Town lays out public hearing format for Aug. 25

The Highlands Board of Commissioners has outlined the format for an upcoming public hearing related to the regulation of short-term rental units in residentially zoned areas. The public hearing is scheduled to begin at 5 p.m. on Thursday, Aug. 25 at the Highlands Community Building on 4th Street.

During the public hearing, speakers are asked to give their take on the Highlands Planning Board’s most recent recommendations and limit their stories of personal experience dealing with STRs. Each speaker will be limited to three minutes, to accommodate as many speakers as possible.

Speakers can begin signing up to be heard beginning at 4:30 p.m. and will be called on as they are listed on the signup sheet. If speakers wish to yield their time to a group representative, they may do so, and that representative will be given a maximum of 15 minutes to address the board. Anyone who can not attend the meeting may submit a written statement via email to gibby.shaheen@highlandsnc.org.

The public hearing comes as rhetoric between the pro-STR group, “Save Highlands,” and the anti-STR group, “The Highlands Neighborhood Coalition,” has increased. Earlier this week, the town received a letter from Ari Bargil, an attorney at the Institute for Justice, advocating Save Highlands’ position and urging the town to scrap its previous proposals related to regulating short-term rental units.

Bargil took specific issue with one previously proposed idea to eliminate short-term rentals in R1 and R2 residential zones via amortization, a process that declares a land use as nonconforming and then outlaws said use after a set amount of time. In theory, amortization allows property owners to recoup some of their investment prior to the use being eliminated completely.

During the planning board meeting on Aug. 9, town attorney Jay Coward noted that amortization may be defensible in court if the town were sued on the matter, but added that amortization has never been used in an attempt to regulate STRs. It has been ruled lawful as a way to regulate “nuisances” such as unpermitted scrap yards and billboards.

“In sum, the town’s proposal deploys legally dubious land-use tools to eviscerate the settled expectations of property owners,” Bargil’s letter stated. “And the supposed legitimacy of the town’s approach rests on a half-century-old legal decision upholding, unremarkably, the power of government to moderate nuisances. Finally, the town’s implementation of the proposed ordinance calls for the creation of a permitting system—something the North Carolina Court of Appeals struck down as unlawful earlier this year. Accordingly, the proposed ordinance also exposes the town to substantial financial liability, in the form of attorneys’ fees, in the seemingly likely event that it will have to defend its unlawful permitting/amortization scheme in court.”
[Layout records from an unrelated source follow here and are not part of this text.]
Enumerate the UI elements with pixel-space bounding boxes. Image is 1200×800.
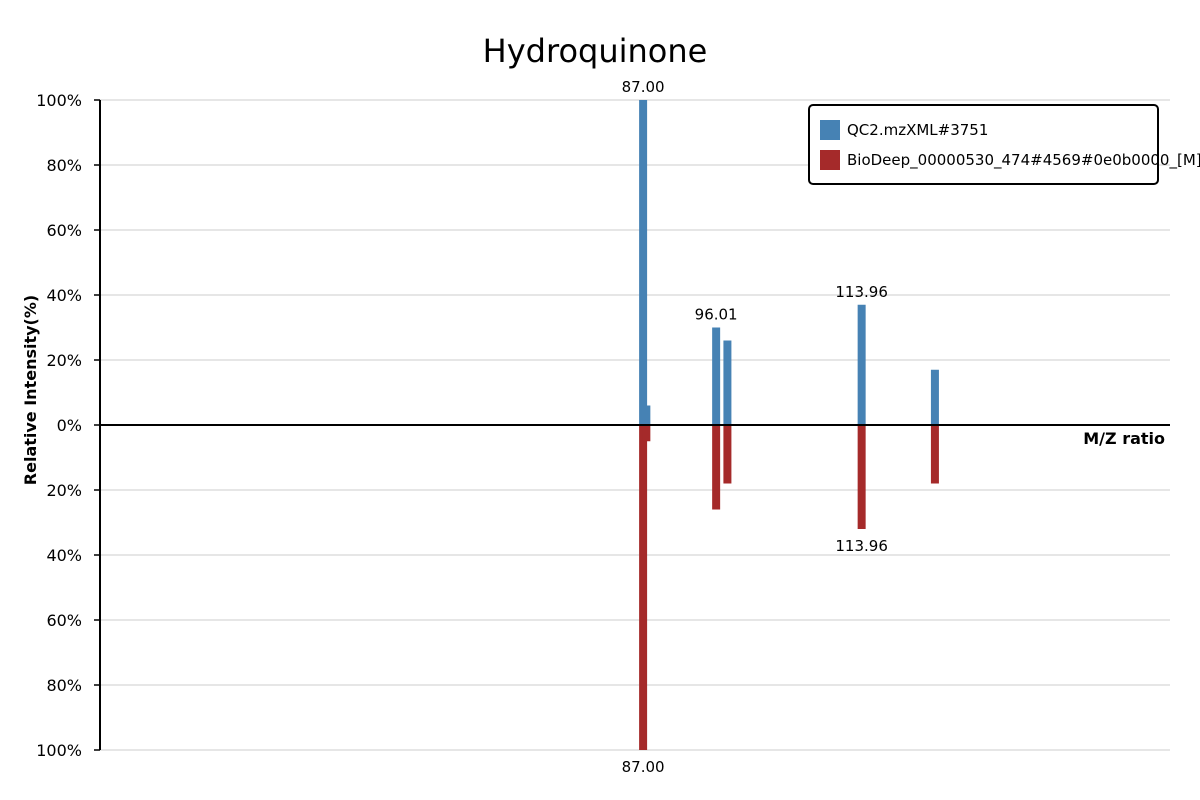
y-axis-label: Relative Intensity(%) [21, 295, 40, 485]
sample-peak-bar [642, 406, 650, 426]
y-tick-label: 60% [46, 611, 82, 630]
legend-label-series-1: QC2.mzXML#3751 [847, 121, 988, 139]
axis-layer [100, 100, 1170, 750]
y-tick-label: 100% [36, 741, 82, 760]
x-axis-label: M/Z ratio [1083, 429, 1165, 448]
y-tick-label: 80% [46, 676, 82, 695]
y-tick-label: 40% [46, 286, 82, 305]
chart-title: Hydroquinone [483, 32, 708, 70]
sample-peak-bar [639, 100, 647, 425]
reference-peak-label: 87.00 [622, 758, 665, 776]
sample-peak-bar [712, 328, 720, 426]
y-tick-label: 60% [46, 221, 82, 240]
reference-peak-bar [858, 425, 866, 529]
sample-peak-bar [931, 370, 939, 425]
sample-peak-bar [858, 305, 866, 425]
legend: QC2.mzXML#3751 BioDeep_00000530_474#4569… [809, 105, 1200, 184]
y-tick-label: 20% [46, 481, 82, 500]
y-tick-label: 80% [46, 156, 82, 175]
legend-swatch-series-1 [820, 120, 840, 140]
y-tick-label: 0% [57, 416, 82, 435]
reference-peak-bar [712, 425, 720, 510]
reference-peak-label: 113.96 [835, 537, 888, 555]
y-tick-label: 40% [46, 546, 82, 565]
sample-peak-label: 113.96 [835, 283, 888, 301]
sample-peak-label: 87.00 [622, 78, 665, 96]
sample-peak-label: 96.01 [695, 306, 738, 324]
y-tick-label: 100% [36, 91, 82, 110]
y-tick-label: 20% [46, 351, 82, 370]
reference-peak-bar [639, 425, 647, 750]
y-tick-labels: 100% 80% 60% 40% 20% 0% 20% 40% 60% 80% 100% [36, 91, 100, 760]
sample-peak-bar [723, 341, 731, 426]
reference-peak-bar [931, 425, 939, 484]
legend-swatch-series-2 [820, 150, 840, 170]
legend-box [809, 105, 1158, 184]
reference-peak-bar [723, 425, 731, 484]
legend-label-series-2: BioDeep_00000530_474#4569#0e0b0000_[M]+ [847, 151, 1200, 170]
reference-peak-bar [642, 425, 650, 441]
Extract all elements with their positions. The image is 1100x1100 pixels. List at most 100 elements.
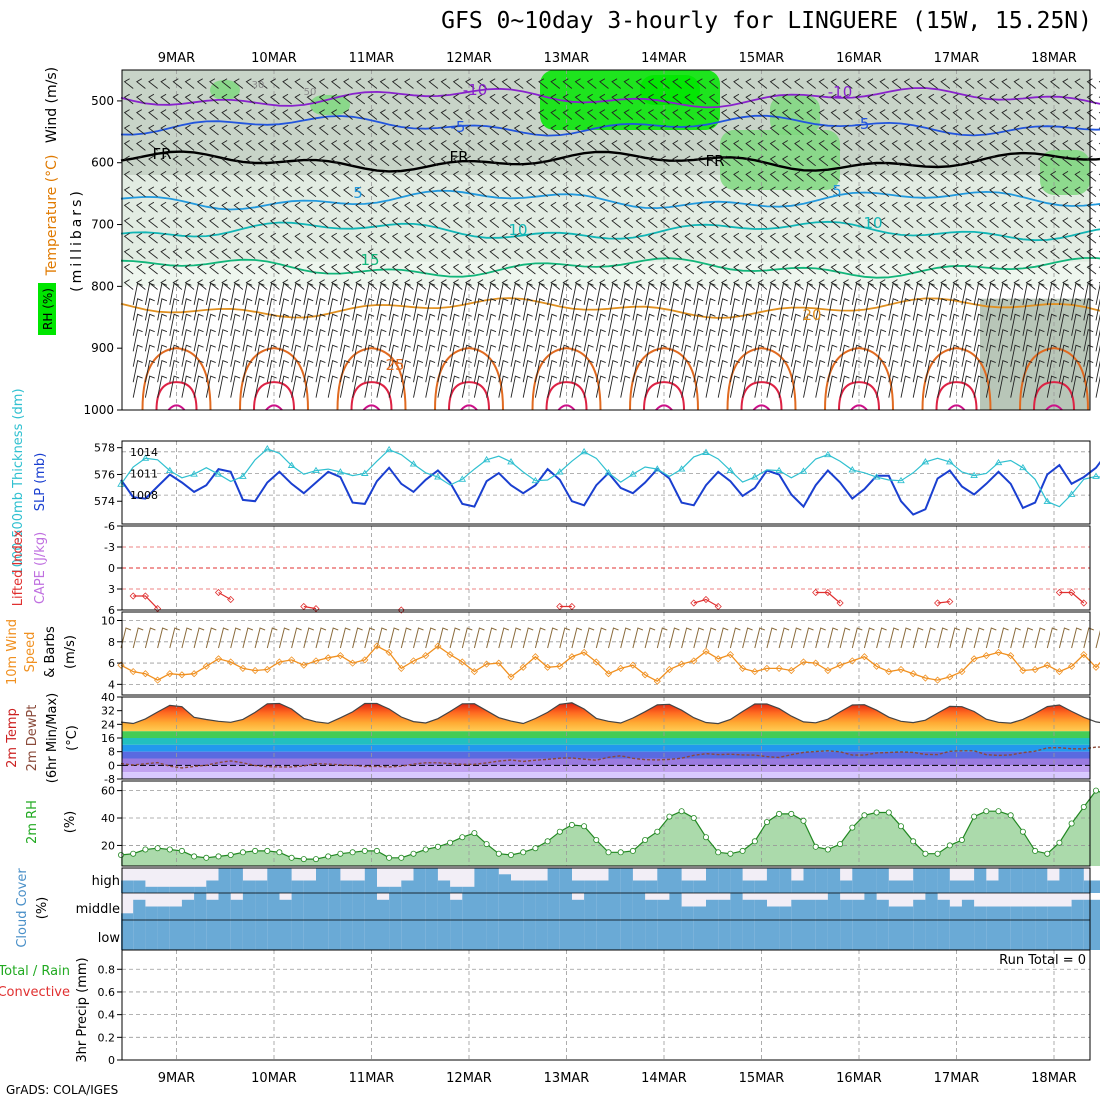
wind-barb (473, 329, 484, 352)
wind-barb (196, 93, 207, 105)
wind-barb (912, 282, 923, 305)
wind-barb (391, 155, 402, 167)
wind-barb (218, 375, 229, 398)
wind-barb (1062, 171, 1072, 182)
wind-barb (489, 78, 500, 89)
wind-barb (355, 263, 366, 275)
wind-barb (331, 171, 341, 182)
wind-barb (538, 93, 548, 105)
wind-barb (928, 232, 938, 244)
cloud-cover-bar (974, 868, 987, 893)
wind-barb (172, 279, 183, 290)
cloud-cover-bar (340, 920, 353, 950)
wind-speed-marker (860, 653, 868, 661)
wind-barb (668, 375, 679, 398)
wind-barb (583, 344, 594, 367)
wind-barb (855, 217, 865, 228)
wind-barb (193, 329, 204, 352)
wind-barb (839, 313, 850, 336)
wind-barb (181, 298, 192, 321)
wind-barb (1046, 359, 1057, 383)
wind-barb (656, 359, 667, 383)
cloud-cover-bar (547, 893, 560, 920)
wind-barb (976, 201, 987, 213)
wind-barb (608, 298, 619, 321)
wind-barb (586, 186, 597, 198)
wind-barb (903, 124, 914, 136)
wind-barb (599, 171, 609, 182)
cloud-cover-bar (840, 899, 853, 921)
wind-barb (973, 359, 984, 383)
wind-barb (781, 171, 792, 182)
cloud-cover-bar (693, 880, 706, 893)
wind-barb (294, 263, 305, 275)
wind-barb-10m (498, 627, 509, 649)
rh-marker (617, 849, 624, 856)
rh-marker (264, 847, 271, 854)
wind-barb (1050, 201, 1060, 213)
cloud-cover-bar (462, 920, 475, 950)
wind-barb (708, 263, 719, 275)
wind-barb (660, 93, 670, 105)
wind-barb (766, 344, 777, 367)
wind-barb (916, 232, 926, 244)
wind-barb (1025, 78, 1036, 89)
temperature-contour (120, 257, 1100, 279)
wind-barb-10m (425, 627, 436, 649)
wind-barb (839, 375, 850, 398)
rh-marker (824, 846, 831, 853)
wind-barb (794, 232, 804, 244)
wind-barb (842, 186, 853, 198)
wind-barb (973, 329, 984, 352)
wind-barb (721, 155, 731, 167)
wind-barb (952, 217, 963, 228)
wind-barb (562, 140, 573, 151)
y-tick-label: 576 (94, 468, 115, 481)
wind-barb (839, 359, 850, 383)
wind-barb (1013, 263, 1024, 275)
wind-barb (973, 344, 984, 367)
wind-barb (973, 282, 984, 305)
y-tick-label: 6 (108, 657, 115, 670)
wind-barb (230, 344, 241, 367)
wind-barb (647, 232, 658, 244)
wind-barb (912, 298, 923, 321)
wind-barb (985, 375, 996, 398)
contour-label: 15 (360, 251, 379, 269)
wind-barb (416, 93, 426, 105)
wind-barb (952, 93, 963, 105)
cloud-cover-bar (730, 893, 743, 920)
wind-barb (547, 313, 558, 336)
cloud-cover-bar (718, 920, 731, 950)
slp-marker (166, 466, 174, 474)
wind-barb (1025, 217, 1036, 228)
wind-barb (461, 282, 472, 305)
wind-barb (172, 171, 183, 182)
wind-barb-10m (352, 627, 363, 649)
wind-barb (608, 329, 619, 352)
wind-barb (282, 78, 292, 89)
cloud-cover-bar (242, 880, 256, 893)
wind-barb (1001, 155, 1011, 167)
wind-speed-marker (653, 677, 661, 685)
wind-barb (867, 263, 877, 275)
wind-barb (196, 263, 207, 275)
wind-barb (989, 232, 999, 244)
wind-barb (1071, 313, 1082, 336)
slp-marker (361, 469, 369, 476)
wind-barb (684, 263, 695, 275)
series-lifted-index (133, 591, 1085, 610)
wind-barb (538, 171, 548, 182)
wind-barb (425, 375, 436, 398)
wind-barb (599, 248, 609, 259)
wind-barb (196, 201, 207, 213)
wind-barb (586, 140, 597, 151)
wind-barb (413, 375, 424, 398)
cloud-cover-bar (608, 868, 621, 893)
wind-barb (160, 186, 171, 198)
wind-barb (1071, 375, 1082, 398)
wind-barb (815, 359, 826, 383)
wind-barb (1013, 155, 1024, 167)
wind-barb (1062, 78, 1072, 89)
wind-barb (364, 282, 375, 305)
While the idea of amortizing short-term rentals has been included in previous discussions of the town board of commissioners, the planning board proposal up for discussion at the public hearing on Aug. 25 does not include eliminating STRs via amortization. In fact, it doesn’t eliminate STRs in R1 and R2 zones at all, but rather places a minimum stay requirement of 7 days on all STR properties. It also outlines parking requirements, sanitation requirements and citation procedures/penalties related to ordinance violations.

The goal of the planning board’s proposed ordinance is to mitigate problematic properties, or “party houses,” that are rented out for less than seven days as a way to host large numbers of people under one roof for a special event such as a bachelor/bachelorette party, wedding or family reunion.

“A lot of the complaints we have been hearing from neighboring property owners is that some of these STRs are being rented for the weekend and causing problems related to noise, traffic, trash, etc., because they have 12 people staying in a three bedroom house” planning board member Chris Wilkes said during the board’s Aug. 2 meeting. “We need to have an ordinance on the books that works, and a big part of that has to be enforcing what is already in the UDO (unified development ordinance) related to R1 and R2 zones. When you look at places that are dealing with an influx of STRs, places like Charleston, New Orleans, and other much larger cities, they are making progress via enforcement, not by eliminating STRs all together.”

The public hearing related to the planning board’s proposed STR ordinance is scheduled for 5 p.m. on Thursday, Aug. 25. It will also be viewable via the Town of Highlands YouTube channel.